I due sono una coppia con dei problemi evidenti: il padre con dei trascorsi che l’hanno portato a essere violento, la madre affetta da follia e depressione. È nell’infanzia che si formano i tratti caratteriali e l’autrice in questa sua opera rende credibile e reale ogni aspetto caratteriale di Lia, tanto da fare evolvere con naturalezza il passaggio di Lia dall’infanzia all’adolescenza e successivamente al suo essere adulta. Le stanze dimenticate è un romanzo che si snoda tra le aspettative e gli incubi, dove le stanze sono anche luoghi dell’anima e dei sogni. Per Virginia Woolf era fondamentale per le donne del suo tempo, avere “una stanza tutta per sé”. Secondo la scrittrice inglese, infatti, una donna non poteva occuparsi di letteratura se non aveva a disposizione (oltre al denaro) una stanza personale. Questa della Woolf è una metafora che sottolinea quanto anche adesso la libertà sia fondamentale per potere creare arte. Oggi avere una stanza per sé è più che mai necessario e non solo per le donne ma per ogni artista che voglia esplorare il proprio talento ed esternarlo. Nel libro della Piccione le stanze rappresentano il mondo della negazione e la sfera del dolore, sono stanze dalle quali Lia vorrebbe scappare perché non ha la forza, non ha gli strumenti per poterle affrontare. La scrittura di Francesca Letizia è fluida, chiara e scorrevole. Le dinamiche del romanzo sono complesse e credibili, ciò grazie anche al fatto che il romanzo della Piccione è basato su fatti realmente accaduti. Tra i personaggi il marito di Lia, Gianni, occupa un ruolo molto marginale, a differenza del professore Salvo Foscari con il quale Lia, nel passato, ha avuto un incontro d’amore. Le stanze dimenticate è un romanzo che leggerete d’un fiato così come, secondo me, è stato scritto. Se dovessi descriverlo con i colori userei il bianco, il rosso, il verde e il nero: il bianco per la purezza della bambina; il rosso per la passione che impregna ogni parola; il verde per quella nota stonata di violenza che permea il libro; il nero per l’oscurità che la protagonista vive nel presente, ma che ha vissuto anche nel passato a causa dei suoi genitori e non solo.
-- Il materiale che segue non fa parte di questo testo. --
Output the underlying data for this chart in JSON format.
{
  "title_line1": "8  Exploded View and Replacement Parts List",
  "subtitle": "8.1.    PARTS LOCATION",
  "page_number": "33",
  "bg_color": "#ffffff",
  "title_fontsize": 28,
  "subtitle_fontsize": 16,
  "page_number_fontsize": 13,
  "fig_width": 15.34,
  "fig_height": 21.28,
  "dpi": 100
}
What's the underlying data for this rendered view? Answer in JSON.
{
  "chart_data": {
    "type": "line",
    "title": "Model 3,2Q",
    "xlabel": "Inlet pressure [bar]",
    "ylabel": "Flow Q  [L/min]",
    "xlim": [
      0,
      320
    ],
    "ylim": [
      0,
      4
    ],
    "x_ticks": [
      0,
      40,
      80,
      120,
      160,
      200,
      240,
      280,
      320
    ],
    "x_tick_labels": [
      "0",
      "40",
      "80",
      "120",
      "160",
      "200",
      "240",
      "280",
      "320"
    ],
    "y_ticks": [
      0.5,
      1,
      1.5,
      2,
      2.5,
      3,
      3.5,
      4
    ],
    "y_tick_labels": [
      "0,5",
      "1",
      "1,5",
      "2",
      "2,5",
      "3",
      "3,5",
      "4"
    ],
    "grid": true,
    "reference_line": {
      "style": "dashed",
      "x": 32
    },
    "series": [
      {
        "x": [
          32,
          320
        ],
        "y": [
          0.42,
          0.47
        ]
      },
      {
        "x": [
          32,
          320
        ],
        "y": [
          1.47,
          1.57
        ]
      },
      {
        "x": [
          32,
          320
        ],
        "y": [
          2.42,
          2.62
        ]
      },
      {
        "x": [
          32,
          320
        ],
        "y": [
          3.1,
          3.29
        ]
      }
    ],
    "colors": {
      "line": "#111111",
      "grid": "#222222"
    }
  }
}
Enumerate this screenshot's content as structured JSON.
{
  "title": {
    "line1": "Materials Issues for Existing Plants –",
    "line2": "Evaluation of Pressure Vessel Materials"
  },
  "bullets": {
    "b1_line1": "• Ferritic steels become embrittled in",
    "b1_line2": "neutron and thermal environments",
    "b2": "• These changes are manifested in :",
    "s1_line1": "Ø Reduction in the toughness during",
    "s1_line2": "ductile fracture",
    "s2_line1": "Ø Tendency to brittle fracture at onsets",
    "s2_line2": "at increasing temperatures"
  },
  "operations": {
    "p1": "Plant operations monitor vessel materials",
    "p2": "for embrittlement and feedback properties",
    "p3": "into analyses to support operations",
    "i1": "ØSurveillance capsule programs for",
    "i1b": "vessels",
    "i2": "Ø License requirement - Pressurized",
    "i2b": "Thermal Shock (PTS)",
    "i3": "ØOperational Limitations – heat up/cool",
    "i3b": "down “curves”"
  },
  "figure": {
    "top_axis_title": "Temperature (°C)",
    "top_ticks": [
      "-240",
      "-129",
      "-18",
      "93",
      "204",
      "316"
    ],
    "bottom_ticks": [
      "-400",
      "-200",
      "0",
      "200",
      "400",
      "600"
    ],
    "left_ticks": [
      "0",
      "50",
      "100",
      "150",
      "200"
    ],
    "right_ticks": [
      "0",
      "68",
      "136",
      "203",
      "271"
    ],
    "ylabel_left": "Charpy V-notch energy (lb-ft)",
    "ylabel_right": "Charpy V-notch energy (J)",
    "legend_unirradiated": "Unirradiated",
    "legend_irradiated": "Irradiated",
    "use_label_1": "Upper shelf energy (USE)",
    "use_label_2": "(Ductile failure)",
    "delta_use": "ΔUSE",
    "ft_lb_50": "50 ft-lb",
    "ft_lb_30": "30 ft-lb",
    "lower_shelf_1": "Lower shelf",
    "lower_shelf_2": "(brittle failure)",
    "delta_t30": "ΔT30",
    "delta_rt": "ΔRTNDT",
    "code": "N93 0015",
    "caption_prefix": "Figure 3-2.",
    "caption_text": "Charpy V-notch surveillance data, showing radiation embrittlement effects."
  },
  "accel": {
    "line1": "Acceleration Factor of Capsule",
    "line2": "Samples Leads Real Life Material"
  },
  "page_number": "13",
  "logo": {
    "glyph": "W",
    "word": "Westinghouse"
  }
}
L’autrice apre ogni capitolo con una massima: a pagina 50 al capitolo 9 leggo “Lieve è il dolore che parla. Il grande dolore è muto” di Seneca. Il dolore nelle stanze di Lia invade le pareti e i pavimenti, riveste ogni mobile e ogni colore. Eppure, a tratti arriverà la luce.

Sarà la luce a farsi strada nel groviglio di fili e rimarrà la luce a sostenere il finale che l’autrice ha volutamente lasciato in sospeso. C’è tanto da scoprire tra le pagine de Le stanze dimenticate, io mi sono limitata a stuzzicare la vostra curiosità. Ringrazio Francesca Letizia Piccione per avermi affidato il delicato compito di presentarvi il suo romanzo che è come un taglio causato da un coltello affilato che taglia mani, che taglia cuore, che entra nel profondo e tocca corde emozionali.